Up-and-coming tech jobs -- and how to land one

By Mary K. Pratt, Computerworld |  IT Management

They're also looking for deep knowledge of the organization's applications. "You have to understand the parts you're working with. You need to understand what's in there now," he says. "You need to know that [someone] might have put in a patch 10 years ago and never documented it."

Finally, they're looking for folks skilled in negotiating with and managing vendors. "There is absolutely a skill requirement around procurement, because so much of this is about procuring services," says Delattre.

Once an organization successfully moves to the cloud, does the job go away? Given the complexity of the task, Delattre says, cloud transition managers can expect to stay busy for at least the next several years, before transitions are complete and the job morphs into one focused on maintenance.

"This is a two-to-five-to-seven-year run, similar to what happened when we went from mainframe to client server and then again when we went to the Web," Delattre says.

Socialite

Companies of every size and stripe are implementing ever more ambitious strategies involving social media, so it's only logical that they need technologists who can make the most of their investments, says Rachel Russell, director of marketing at Hanover, Md.-based IT staffing firm TekSystems.

Some of them are moving to hire people who understand both the marketing value of social media as well as its technical complexities -- an acknowledgement that in most organizations social media has, up until now, been under the purview of either marketing or IT. Now, some are putting a new crossbreed of talent into positions with titles like chief social media strategist, new media coordinator, manager of social media and (less frequently) socialite.

"What you'll see with these positions is a tie-in to strategy. Companies want someone who can help them understand and define what the strategy is; [someone to say] 'Here's what we want the social media strategy to be,'" says Matthew Ripaldi, senior vice president of IT staffing firm Modis in Jacksonville, Fla.

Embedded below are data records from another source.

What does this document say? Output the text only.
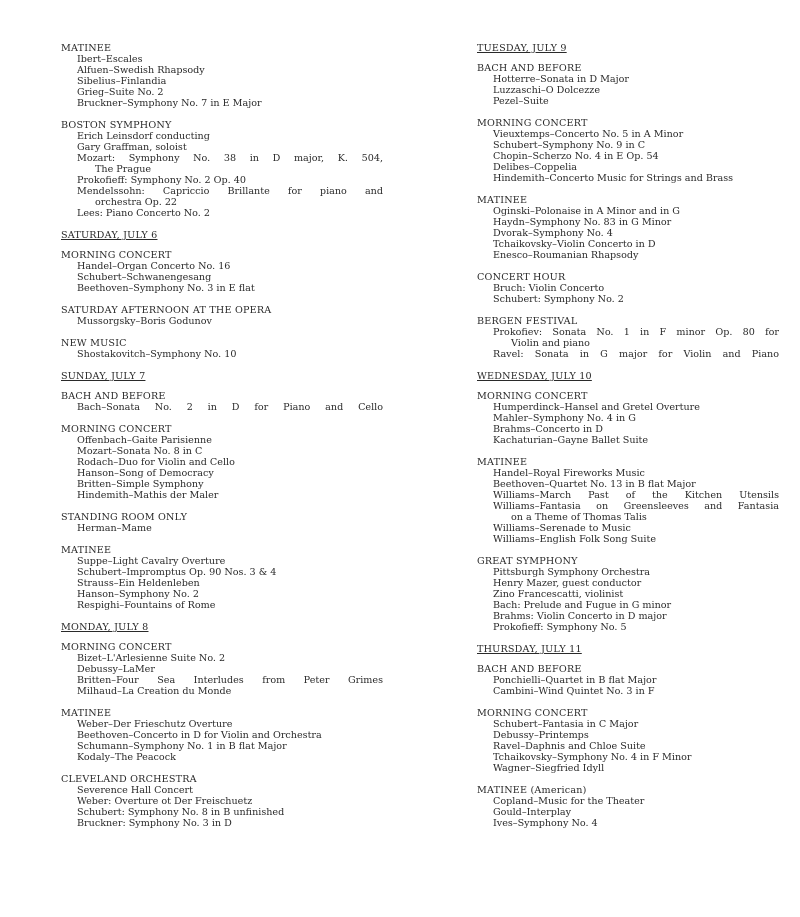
MATINEE
Ibert–Escales
Alfuen–Swedish Rhapsody
Sibelius–Finlandia
Grieg–Suite No. 2
Bruckner–Symphony No. 7 in E Major
BOSTON SYMPHONY
Erich Leinsdorf conducting
Gary Graffman, soloist
Mozart: Symphony No. 38 in D major, K. 504,
The Prague
Prokofieff: Symphony No. 2 Op. 40
Mendelssohn: Capriccio Brillante for piano and
orchestra Op. 22
Lees: Piano Concerto No. 2
SATURDAY, JULY 6
MORNING CONCERT
Handel–Organ Concerto No. 16
Schubert–Schwanengesang
Beethoven–Symphony No. 3 in E flat
SATURDAY AFTERNOON AT THE OPERA
Mussorgsky–Boris Godunov
NEW MUSIC
Shostakovitch–Symphony No. 10
SUNDAY, JULY 7
BACH AND BEFORE
Bach–Sonata No. 2 in D for Piano and Cello
MORNING CONCERT
Offenbach–Gaite Parisienne
Mozart–Sonata No. 8 in C
Rodach–Duo for Violin and Cello
Hanson–Song of Democracy
Britten–Simple Symphony
Hindemith–Mathis der Maler
STANDING ROOM ONLY
Herman–Mame
MATINEE
Suppe–Light Cavalry Overture
Schubert–Impromptus Op. 90 Nos. 3 & 4
Strauss–Ein Heldenleben
Hanson–Symphony No. 2
Respighi–Fountains of Rome
MONDAY, JULY 8
MORNING CONCERT
Bizet–L'Arlesienne Suite No. 2
Debussy–LaMer
Britten–Four Sea Interludes from Peter Grimes
Milhaud–La Creation du Monde
MATINEE
Weber–Der Frieschutz Overture
Beethoven–Concerto in D for Violin and Orchestra
Schumann–Symphony No. 1 in B flat Major
Kodaly–The Peacock
CLEVELAND ORCHESTRA
Severence Hall Concert
Weber: Overture ot Der Freischuetz
Schubert: Symphony No. 8 in B unfinished
Bruckner: Symphony No. 3 in D
TUESDAY, JULY 9
BACH AND BEFORE
Hotterre–Sonata in D Major
Luzzaschi–O Dolcezze
Pezel–Suite
MORNING CONCERT
Vieuxtemps–Concerto No. 5 in A Minor
Schubert–Symphony No. 9 in C
Chopin–Scherzo No. 4 in E Op. 54
Delibes–Coppelia
Hindemith–Concerto Music for Strings and Brass
MATINEE
Oginski–Polonaise in A Minor and in G
Haydn–Symphony No. 83 in G Minor
Dvorak–Symphony No. 4
Tchaikovsky–Violin Concerto in D
Enesco–Roumanian Rhapsody
CONCERT HOUR
Bruch: Violin Concerto
Schubert: Symphony No. 2
BERGEN FESTIVAL
Prokofiev: Sonata No. 1 in F minor Op. 80 for
Violin and piano
Ravel: Sonata in G major for Violin and Piano
WEDNESDAY, JULY 10
MORNING CONCERT
Humperdinck–Hansel and Gretel Overture
Mahler–Symphony No. 4 in G
Brahms–Concerto in D
Kachaturian–Gayne Ballet Suite
MATINEE
Handel–Royal Fireworks Music
Beethoven–Quartet No. 13 in B flat Major
Williams–March Past of the Kitchen Utensils
Williams–Fantasia on Greensleeves and Fantasia
on a Theme of Thomas Talis
Williams–Serenade to Music
Williams–English Folk Song Suite
GREAT SYMPHONY
Pittsburgh Symphony Orchestra
Henry Mazer, guest conductor
Zino Francescatti, violinist
Bach: Prelude and Fugue in G minor
Brahms: Violin Concerto in D major
Prokofieff: Symphony No. 5
THURSDAY, JULY 11
BACH AND BEFORE
Ponchielli–Quartet in B flat Major
Cambini–Wind Quintet No. 3 in F
MORNING CONCERT
Schubert–Fantasia in C Major
Debussy–Printemps
Ravel–Daphnis and Chloe Suite
Tchaikovsky–Symphony No. 4 in F Minor
Wagner–Siegfried Idyll
MATINEE (American)
Copland–Music for the Theater
Gould–Interplay
Ives–Symphony No. 4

The role isn't about sending out tweets and posting on Facebook all day, he clarifies. It's about leveraging technology to monitor online activity and interactions and to engage consumers.

Skills required

Given all that, the ideal candidate is someone who has a strong background in business strategy and marketing with project management and business intelligence experience mixed in -- and a technical background, with skills in HTML and Web rendering, Ripaldi says.